There are hundreds of team building games on the market, but many are confused in how they create long term benefits to organisations. In this article, I will explain three types of team building games and why only one truly delivers sustainable benefit. I will also explain why team building games that intrinsically have development and learning as the goal, are the ones that provide maximum benefit.
In my experience, what matters most about team building games is whether they answer yes to the following questions:
- Does it really develop the people in a way that leads to long term benefit to the organisation?
- Is the game about the team working together, in a way that recognises characters and personalities as they are without trying to force ‘change’ or make people behave artificially?
- Are there many ways to solve the problem (or meet the goal), some that the designer(s) themselves has not thought of?
First, lets discover why the following 2 types of team building games fail our suitability test and therefore fail to provide long term benefits.
Games with a single goal
What they do: Many team building games have a single goal, with one method to achieve it. The fun element of this game is getting the ‘method’ wrong and the ‘instructor’ telling you how to get it right or the teams searching to find the ‘right’ way.
What is the aim: At its minimum it’s about having fun and figuring out the answer as a team. The answers come from a hunch, or someone who has seen a version of these kind of ‘problems’ before. There is massive high on completion, and everyone has a chance to have fun and ‘feel bonded’ about meeting a common objective. Outward bound challenges (e.g. build a raft or bridge) are very much like this as they are a game which has complex puzzles to solve. Sometimes, these games are also about competition which again creates challenge, but not necessarily real learning.
What do people learn: at a maximum it will be about the personalities that came out in the situation, with little about any long term development. The joy of pure achievement is the strongest memory.
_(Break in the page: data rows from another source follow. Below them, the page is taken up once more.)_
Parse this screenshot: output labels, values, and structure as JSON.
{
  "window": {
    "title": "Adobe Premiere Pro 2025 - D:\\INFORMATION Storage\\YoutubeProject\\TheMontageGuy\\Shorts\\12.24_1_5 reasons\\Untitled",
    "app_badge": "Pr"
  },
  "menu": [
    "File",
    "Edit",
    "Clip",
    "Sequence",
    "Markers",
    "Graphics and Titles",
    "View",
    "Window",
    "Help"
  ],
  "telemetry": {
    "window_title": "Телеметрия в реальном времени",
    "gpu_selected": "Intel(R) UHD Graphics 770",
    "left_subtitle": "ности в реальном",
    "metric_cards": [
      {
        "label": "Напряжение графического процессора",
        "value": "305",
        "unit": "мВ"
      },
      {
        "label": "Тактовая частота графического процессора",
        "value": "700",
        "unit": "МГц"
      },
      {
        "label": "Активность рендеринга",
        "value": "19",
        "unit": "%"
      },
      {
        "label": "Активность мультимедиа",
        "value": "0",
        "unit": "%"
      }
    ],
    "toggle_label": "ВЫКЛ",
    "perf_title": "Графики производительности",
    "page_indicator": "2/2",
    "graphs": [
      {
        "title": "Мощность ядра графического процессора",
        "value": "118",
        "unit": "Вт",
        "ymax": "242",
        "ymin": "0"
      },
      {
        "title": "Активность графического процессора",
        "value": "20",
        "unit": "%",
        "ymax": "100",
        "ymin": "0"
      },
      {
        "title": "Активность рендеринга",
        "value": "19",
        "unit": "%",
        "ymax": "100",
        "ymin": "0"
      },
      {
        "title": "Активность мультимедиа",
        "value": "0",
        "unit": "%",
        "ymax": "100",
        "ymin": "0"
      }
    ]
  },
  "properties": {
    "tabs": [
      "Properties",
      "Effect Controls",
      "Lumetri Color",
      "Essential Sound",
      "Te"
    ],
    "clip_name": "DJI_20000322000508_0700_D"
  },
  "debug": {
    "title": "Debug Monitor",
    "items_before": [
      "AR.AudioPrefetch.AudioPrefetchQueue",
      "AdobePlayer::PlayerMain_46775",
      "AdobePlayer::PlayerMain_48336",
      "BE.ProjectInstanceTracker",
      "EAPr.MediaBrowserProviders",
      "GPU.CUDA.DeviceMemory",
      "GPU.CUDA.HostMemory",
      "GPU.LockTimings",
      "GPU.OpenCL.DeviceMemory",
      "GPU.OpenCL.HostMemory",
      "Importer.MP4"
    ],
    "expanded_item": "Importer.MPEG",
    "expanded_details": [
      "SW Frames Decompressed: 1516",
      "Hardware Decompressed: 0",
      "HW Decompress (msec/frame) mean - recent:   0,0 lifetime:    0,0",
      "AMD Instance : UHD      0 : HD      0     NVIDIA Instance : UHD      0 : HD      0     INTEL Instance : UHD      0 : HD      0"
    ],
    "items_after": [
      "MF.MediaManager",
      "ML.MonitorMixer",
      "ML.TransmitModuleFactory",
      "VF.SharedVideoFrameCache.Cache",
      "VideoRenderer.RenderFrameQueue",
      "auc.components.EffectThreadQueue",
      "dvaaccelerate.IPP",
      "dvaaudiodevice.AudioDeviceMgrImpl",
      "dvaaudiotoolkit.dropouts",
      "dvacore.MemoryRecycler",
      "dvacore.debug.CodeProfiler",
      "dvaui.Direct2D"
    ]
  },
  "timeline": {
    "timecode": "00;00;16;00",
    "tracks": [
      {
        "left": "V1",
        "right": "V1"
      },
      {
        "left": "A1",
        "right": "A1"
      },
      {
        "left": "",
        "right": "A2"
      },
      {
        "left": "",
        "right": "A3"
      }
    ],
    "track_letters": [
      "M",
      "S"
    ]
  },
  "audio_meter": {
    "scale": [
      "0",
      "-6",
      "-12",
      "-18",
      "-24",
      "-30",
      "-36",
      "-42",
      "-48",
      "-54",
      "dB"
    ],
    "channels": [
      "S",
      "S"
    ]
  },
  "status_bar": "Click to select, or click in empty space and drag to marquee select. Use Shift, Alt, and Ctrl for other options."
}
Game that test individuals working in a team
What they do: Business scenarios work to bring about personal traits and to see who in the team possesses these traits. e.g. leadership, facilitator, team player etc. They are often long scripted business scenarios which deliberately create possibilities of conflict or diverse views. However, what they bring about is strength of character – not necessarily a deeper understanding of the problem, the overall business processes or systematic issues. The latter take deliberation and time to uncover.
What is the aim: These games are more about individual assessment, not how the team develops together. They are sometimes used in interview scenarios.
What do people learn: These games are less about development, but more about how participants can occupy a role/point of view in the game and then stick to it. They generally creates winners or losers. The games can be satisfying dependent upon other people attitudes to you (they like you) or dissatisfying if they don’t.
Now I come onto the third type of game, and the one I consider the most successful.
The games that matter – Continuous Development
The third type of team building game is one where there is continuous development. There are principles to establish from the game and learning that takes place that builds new insight for the long term:
The benefits can be varied, some not even thought of by the game designer. Learning and improvement takes a precedence over meeting any artificial target. These games also mimic real life scenarios and are never about an individual (although individual learning occurs). They are more about the process, experience and reflection on the process and meet an effective outcome. They are never a test of competence.
There is a natural high on improving and/or meeting goals. However, once this high has faded the natural learning remains in place, like a picture remembered. The learning from the game, sometimes jumps into other areas of people’s lives. For example those that have played our team building game, have not only gone on to improve their business process, but actually go about to improve the layout of their kitchen as they had ‘eureka’ moments about how to make the process flow better.
Taking what we have learnt into consideration, Kinetik has developed a Team Building game which ensures continuous development. Our game will develop 5 key teamwork traits within your employees, creating long term benefits.
Our Team Building game:
- Describes a fictitious Insurance company, InsureFlow, which specialises in asset insurance and trades internationally.
- Is specifically designed for the service sector including; Finance & Banking, IT Service Management, Support Services, Public Administration and Equipment Rental.
- Will provide deep insight on how team building and collaboration can help in process improvement.
- Will lead participants to use teamwork to develop at a minimum, the following traits and learning experiences
“Great opportunity to visualise and discuss how work flows”
In summary, team building games need to:
1. Go beyond just meeting a task, and bring about deep learning.
2. Allow characters and roles to be themselves and develop.
3. Have multiple options and opportunities for success, many not specified by the designer.